Mpox Resources for Patients
As a member of the Centers for Disease Control and Prevention’s HIV PACT program, NHMA has developed this page to provide guidance to healthcare professionals treating cases of mpox (previously known as monkeypox). Mpox primarily presents as a rash that may be located on hands, feet, chest, face, or mouth or near the genitals, including penis, testicles, labia, and vagina, and anus, but may be accompanied by other symptoms.
What is mpox?
Mpox is a rare disease caused by infection with the monkeypox virus. Monkeypox virus is part of the same family of viruses as variola virus, the virus that causes smallpox. Mpox symptoms are similar to smallpox symptoms, but milder, and mpox is rarely fatal. Mpox is not related to chickenpox.
What are symptoms of mpox?
People with mpox often get a rash that may be located on hands, feet, chest, face, or mouth or near the genitals, including penis, testicles, labia, and vagina, and anus. The incubation period is 3-17 days. During this time, a person does not have symptoms and may feel fine.
The rash will go through several stages, including scabs, before healing.
The rash can initially look like pimples or blisters and may be painful or itchy.
Other symptoms of mpox can include:
- Swollen lymph nodes
- Muscle aches and backache
- Respiratory symptoms (e.g., sore throat, nasal congestion, or cough)
You may experience all or only a few symptoms.
- Sometimes, people have flu-like symptoms before the rash.
- Some people get a rash first, followed by other symptoms.
- Others only experience a rash.
How does mpox spread?
Mpox can spread to anyone through close, personal, often skin-to-skin contact, including:
- Direct contact with mpox rash and scabs from a person with mpox, as well as contact with their saliva, upper respiratory secretions (snot, mucus), and areas around the anus, rectum, or vagina
This direct contact can happen during intimate contact, including:
- Oral, anal, or vaginal sex, or touching the genitals (penis, testicles, labia, and vagina) or anus of a person with mpox
- Hugging, massage, and kissing
- Prolonged face-to-face contact
The risk is considered low for getting mpox by touching objects, fabrics, and surfaces that have been used by someone with mpox and not disinfected, such as clothing, bedding, towels, fetish gear, or sex toys.
How can you prevent mpox?
The JYNNEOS vaccine is approved for prevention of smallpox and mpox. It is the primary vaccine being used during this outbreak in the U.S.

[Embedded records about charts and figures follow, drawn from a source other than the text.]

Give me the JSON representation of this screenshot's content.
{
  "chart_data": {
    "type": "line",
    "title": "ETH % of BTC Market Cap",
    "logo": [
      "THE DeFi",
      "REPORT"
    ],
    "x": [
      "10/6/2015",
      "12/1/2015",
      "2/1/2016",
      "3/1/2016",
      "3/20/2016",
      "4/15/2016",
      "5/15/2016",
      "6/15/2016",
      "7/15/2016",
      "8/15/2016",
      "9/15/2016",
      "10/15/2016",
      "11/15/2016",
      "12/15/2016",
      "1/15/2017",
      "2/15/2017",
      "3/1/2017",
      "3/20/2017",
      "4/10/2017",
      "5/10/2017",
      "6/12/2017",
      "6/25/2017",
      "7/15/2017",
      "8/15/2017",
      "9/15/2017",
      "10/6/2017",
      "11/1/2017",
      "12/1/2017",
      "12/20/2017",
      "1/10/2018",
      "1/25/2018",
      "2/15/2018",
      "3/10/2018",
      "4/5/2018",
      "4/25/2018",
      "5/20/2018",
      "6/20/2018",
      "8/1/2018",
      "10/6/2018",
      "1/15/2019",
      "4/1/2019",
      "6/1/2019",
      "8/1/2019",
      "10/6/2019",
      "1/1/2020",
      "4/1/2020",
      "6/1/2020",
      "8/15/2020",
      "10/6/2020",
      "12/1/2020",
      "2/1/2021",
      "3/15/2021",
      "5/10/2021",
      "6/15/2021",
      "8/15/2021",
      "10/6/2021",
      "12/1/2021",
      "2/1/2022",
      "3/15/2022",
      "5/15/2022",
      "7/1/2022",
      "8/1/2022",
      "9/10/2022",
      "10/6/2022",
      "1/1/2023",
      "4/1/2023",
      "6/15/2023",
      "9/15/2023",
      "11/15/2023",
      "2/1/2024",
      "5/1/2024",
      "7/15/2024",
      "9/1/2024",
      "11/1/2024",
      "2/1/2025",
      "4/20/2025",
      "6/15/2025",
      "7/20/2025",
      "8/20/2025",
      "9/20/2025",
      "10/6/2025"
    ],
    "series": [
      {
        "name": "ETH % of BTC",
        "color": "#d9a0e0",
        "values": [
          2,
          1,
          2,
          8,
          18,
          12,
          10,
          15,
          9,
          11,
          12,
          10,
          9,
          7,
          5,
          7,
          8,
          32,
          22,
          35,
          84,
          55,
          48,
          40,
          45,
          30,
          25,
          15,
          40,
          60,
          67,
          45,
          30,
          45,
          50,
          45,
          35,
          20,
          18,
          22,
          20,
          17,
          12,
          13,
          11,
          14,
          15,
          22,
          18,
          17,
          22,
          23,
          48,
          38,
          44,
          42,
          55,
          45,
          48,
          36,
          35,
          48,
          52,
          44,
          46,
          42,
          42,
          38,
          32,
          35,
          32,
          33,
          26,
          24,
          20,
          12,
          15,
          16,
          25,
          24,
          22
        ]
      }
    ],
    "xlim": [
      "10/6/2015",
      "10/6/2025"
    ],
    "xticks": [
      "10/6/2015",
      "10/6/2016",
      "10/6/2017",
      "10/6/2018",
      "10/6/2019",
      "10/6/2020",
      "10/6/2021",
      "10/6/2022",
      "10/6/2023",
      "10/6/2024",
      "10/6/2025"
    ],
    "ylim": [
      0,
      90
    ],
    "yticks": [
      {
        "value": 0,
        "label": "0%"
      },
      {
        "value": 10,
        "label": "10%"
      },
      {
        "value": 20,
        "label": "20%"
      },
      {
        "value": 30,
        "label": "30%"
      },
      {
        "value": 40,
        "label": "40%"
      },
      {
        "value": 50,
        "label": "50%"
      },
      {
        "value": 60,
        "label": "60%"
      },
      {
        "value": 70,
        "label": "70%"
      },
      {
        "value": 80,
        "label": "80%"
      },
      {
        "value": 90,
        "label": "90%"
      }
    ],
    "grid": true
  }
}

The ACAM2000 vaccine is an alternative to JYNNEOS. It is also approved to help protect against smallpox and mpox.
To reduce your risk of contracting mpox, you should also…
- Avoid close, skin-to-skin contact with people who have a rash that looks like mpox.
- Avoid contact with objects and materials that a person with mpox has used.
- Wash your hands often.
What should I do if I think I may have mpox?
If You Have a New or Unexplained Rash or Other Symptoms…
People who think they have mpox or have had close personal contact with someone who has mpox should visit a healthcare provider to help them decide if they need to be tested for mpox. If they decide that you should be tested, they will work with you to collect the specimens and send them to a laboratory for testing.
- Avoid close contact, including sex or being intimate with anyone, until you have been checked out by a healthcare provider.
- If you don’t have a provider or health insurance, visit a public health clinic near you.
- Remind the healthcare provider that mpox is present in the United States.
- When you see a healthcare provider, wear a mask, and remind them that this virus is circulating in the area.